The highways sector is seeing improvement in the pace of execution and the number of high-risk projects are also on the slide, with the reforms undertaken by the National Highways
Authority of India (NHAI) and the ministry of road transport and highways.
However, there are projects still in the high-risk category and several developers face significant funding gap. Also, around 25% of the projects awarded on hybrid-annuity could face challenges in debt servicing.
These are some of the latest findings of the ratings firm Crisil. A 13% reduction has been observed in high-risk projects over the past financial year, Crisil said in a statement. The risks pertained to completion of under-construction projects and debt servicing ability for operational ones.
The analysis was based on 85 under-construction and 104 operational BOT (build operate and transfer) and annuity projects, awarded by National Highways Authority of India (NHAI) spanning nearly 16,600 km, the statement said.
Things also look much better in terms of pace of construction, which improved 40% from an average 4.3 km per day in financial year 2014-2015 to 6 km in financial year 2015-2016.
Ajay Srinivasan, Crisil Research director, said: “The material improvement in the pace of execution can be attributed to policy reforms by the NHAI and facilitations by the government which are also reducing delays. Given this, we expect the average construction per day for NHAI projects to nearly double to more than 11 km by fiscal 2018”.
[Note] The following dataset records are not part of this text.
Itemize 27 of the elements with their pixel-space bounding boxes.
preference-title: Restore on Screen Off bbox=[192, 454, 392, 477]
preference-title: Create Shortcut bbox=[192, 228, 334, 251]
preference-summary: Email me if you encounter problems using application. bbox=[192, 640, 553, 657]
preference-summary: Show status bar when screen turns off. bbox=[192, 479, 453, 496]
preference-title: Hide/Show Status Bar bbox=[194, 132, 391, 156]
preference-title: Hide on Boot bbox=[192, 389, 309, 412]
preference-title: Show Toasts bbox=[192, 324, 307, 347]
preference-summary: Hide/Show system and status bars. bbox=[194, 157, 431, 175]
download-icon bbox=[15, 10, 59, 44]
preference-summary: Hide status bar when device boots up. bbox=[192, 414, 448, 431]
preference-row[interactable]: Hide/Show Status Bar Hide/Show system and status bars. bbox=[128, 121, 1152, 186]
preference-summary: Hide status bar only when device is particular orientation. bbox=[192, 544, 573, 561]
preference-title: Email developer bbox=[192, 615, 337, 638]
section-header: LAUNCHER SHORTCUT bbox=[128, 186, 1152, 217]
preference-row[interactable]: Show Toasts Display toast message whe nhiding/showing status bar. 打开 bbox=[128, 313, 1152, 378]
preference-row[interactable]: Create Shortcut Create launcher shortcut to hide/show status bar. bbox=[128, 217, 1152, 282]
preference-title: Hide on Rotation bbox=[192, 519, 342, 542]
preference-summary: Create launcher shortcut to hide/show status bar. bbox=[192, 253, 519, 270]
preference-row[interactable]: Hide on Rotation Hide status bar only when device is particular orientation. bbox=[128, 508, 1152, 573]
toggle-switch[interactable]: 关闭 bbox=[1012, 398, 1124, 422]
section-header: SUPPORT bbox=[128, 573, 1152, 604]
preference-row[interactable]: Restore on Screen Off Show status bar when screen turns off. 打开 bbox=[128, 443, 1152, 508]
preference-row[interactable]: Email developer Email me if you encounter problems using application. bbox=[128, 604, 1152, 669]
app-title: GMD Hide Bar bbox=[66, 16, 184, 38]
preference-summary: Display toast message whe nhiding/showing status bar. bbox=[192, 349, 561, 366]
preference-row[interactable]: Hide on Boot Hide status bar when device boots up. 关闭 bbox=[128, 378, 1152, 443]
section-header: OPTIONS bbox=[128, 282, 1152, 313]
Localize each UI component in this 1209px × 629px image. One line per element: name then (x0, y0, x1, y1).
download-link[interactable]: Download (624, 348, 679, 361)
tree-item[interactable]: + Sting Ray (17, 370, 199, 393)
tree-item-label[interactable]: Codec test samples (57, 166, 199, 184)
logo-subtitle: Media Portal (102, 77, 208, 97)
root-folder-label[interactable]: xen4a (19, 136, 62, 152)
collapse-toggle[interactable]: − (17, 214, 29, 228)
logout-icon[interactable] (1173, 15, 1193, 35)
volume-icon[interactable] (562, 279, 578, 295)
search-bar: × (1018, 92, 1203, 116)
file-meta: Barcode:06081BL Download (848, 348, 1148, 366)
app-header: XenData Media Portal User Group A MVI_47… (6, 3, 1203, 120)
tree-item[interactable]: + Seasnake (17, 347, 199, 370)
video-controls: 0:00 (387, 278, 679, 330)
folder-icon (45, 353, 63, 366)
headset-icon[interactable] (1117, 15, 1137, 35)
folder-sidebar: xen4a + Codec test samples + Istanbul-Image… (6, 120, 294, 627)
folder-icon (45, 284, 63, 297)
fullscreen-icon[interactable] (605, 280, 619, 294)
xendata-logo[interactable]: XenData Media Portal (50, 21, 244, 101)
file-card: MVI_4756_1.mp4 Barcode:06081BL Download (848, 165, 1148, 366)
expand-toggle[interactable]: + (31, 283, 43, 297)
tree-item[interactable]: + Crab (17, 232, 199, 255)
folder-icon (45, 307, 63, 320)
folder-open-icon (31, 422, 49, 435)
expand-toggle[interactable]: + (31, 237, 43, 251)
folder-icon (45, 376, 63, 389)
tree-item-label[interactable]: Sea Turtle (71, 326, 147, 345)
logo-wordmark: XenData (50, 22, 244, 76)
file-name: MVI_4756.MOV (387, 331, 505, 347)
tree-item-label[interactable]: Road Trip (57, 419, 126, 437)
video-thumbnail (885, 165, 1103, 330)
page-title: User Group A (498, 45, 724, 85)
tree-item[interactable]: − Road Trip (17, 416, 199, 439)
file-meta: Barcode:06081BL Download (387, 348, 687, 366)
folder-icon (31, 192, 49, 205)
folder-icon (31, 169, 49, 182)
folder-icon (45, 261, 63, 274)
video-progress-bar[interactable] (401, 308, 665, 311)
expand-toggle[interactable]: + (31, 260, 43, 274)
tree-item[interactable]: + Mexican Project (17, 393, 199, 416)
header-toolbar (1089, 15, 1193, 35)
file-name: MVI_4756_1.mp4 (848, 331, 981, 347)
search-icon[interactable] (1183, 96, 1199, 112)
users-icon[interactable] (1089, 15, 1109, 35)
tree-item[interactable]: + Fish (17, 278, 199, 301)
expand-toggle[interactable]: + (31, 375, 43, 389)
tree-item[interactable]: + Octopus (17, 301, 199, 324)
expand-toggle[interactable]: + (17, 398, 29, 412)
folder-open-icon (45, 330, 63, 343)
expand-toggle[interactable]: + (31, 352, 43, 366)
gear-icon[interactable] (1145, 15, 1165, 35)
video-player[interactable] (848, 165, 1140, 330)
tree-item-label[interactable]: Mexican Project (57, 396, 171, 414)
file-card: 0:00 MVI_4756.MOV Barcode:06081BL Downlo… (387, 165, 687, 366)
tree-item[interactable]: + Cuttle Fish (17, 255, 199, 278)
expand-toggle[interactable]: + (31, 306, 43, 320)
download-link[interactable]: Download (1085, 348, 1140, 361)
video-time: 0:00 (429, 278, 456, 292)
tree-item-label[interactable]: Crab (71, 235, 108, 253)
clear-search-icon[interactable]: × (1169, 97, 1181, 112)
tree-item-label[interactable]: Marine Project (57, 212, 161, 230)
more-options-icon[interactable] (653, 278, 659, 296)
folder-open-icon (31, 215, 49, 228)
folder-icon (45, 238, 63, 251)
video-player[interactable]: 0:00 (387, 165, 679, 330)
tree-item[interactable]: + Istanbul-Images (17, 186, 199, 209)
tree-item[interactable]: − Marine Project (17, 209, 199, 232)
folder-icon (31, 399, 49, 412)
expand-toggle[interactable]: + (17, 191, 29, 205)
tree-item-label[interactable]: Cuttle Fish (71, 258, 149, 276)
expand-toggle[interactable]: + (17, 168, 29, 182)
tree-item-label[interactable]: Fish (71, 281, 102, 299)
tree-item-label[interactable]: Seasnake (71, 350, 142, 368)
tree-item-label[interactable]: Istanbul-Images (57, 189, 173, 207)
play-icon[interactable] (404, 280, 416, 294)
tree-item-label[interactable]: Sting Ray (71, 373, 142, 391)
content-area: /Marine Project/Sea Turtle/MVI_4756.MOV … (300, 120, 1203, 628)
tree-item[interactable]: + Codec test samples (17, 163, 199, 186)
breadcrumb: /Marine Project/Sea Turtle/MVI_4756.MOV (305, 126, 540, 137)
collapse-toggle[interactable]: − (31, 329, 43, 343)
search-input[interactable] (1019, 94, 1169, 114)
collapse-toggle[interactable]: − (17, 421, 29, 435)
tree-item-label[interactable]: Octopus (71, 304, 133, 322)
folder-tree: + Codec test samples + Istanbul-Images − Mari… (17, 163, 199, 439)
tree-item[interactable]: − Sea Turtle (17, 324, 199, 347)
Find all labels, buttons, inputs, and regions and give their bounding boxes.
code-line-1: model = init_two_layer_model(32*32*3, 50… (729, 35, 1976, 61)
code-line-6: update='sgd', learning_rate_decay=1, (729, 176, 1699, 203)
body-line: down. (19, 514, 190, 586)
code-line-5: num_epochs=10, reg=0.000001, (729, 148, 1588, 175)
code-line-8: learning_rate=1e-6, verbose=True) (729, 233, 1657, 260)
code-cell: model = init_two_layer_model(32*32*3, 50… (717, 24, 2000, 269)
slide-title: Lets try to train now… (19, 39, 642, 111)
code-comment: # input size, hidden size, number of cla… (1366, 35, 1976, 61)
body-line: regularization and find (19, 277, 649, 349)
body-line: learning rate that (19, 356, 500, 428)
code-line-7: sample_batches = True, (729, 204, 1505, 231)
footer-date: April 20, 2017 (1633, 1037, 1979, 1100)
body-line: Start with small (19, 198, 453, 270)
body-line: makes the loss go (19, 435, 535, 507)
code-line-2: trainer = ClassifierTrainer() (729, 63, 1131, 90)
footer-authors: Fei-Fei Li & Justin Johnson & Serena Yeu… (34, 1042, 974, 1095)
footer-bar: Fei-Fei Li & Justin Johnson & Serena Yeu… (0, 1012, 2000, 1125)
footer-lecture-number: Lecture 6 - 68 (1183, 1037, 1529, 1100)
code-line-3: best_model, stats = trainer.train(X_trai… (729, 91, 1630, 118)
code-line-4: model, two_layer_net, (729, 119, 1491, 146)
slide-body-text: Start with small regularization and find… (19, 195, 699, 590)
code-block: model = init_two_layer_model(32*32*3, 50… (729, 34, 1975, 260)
While within the 85 under-construction BOT projects, there has been a 10% reduction, Crisil points out as much as 4,600 km of projects are still in the high-risk category because delay in land acquisition and approvals have increased costs by 20% or R11,000 crore, and the financial health of sponsors remains weak. These stuck projects were largely awarded during financial years of 2009 to 2012 and the mitigation options for them include a one-time fund infusion through NHAI loans, and a change in sponsor, the ratings firm said.
Sushmita Majumdar, another Crisil Ratings director, observes that of the 4,600 km high-risk under-construction projects, 1,400 km has reached the provisional commercial operations date (PCOD) stage, but are still unviable due to cost overruns and weak sponsors.
“These projects need a whopping 60% revenue growth to meet debt service requirements. Refinancing, debt restructuring, premium deferment or acquisition by a stronger sponsor are the only solutions,” she said.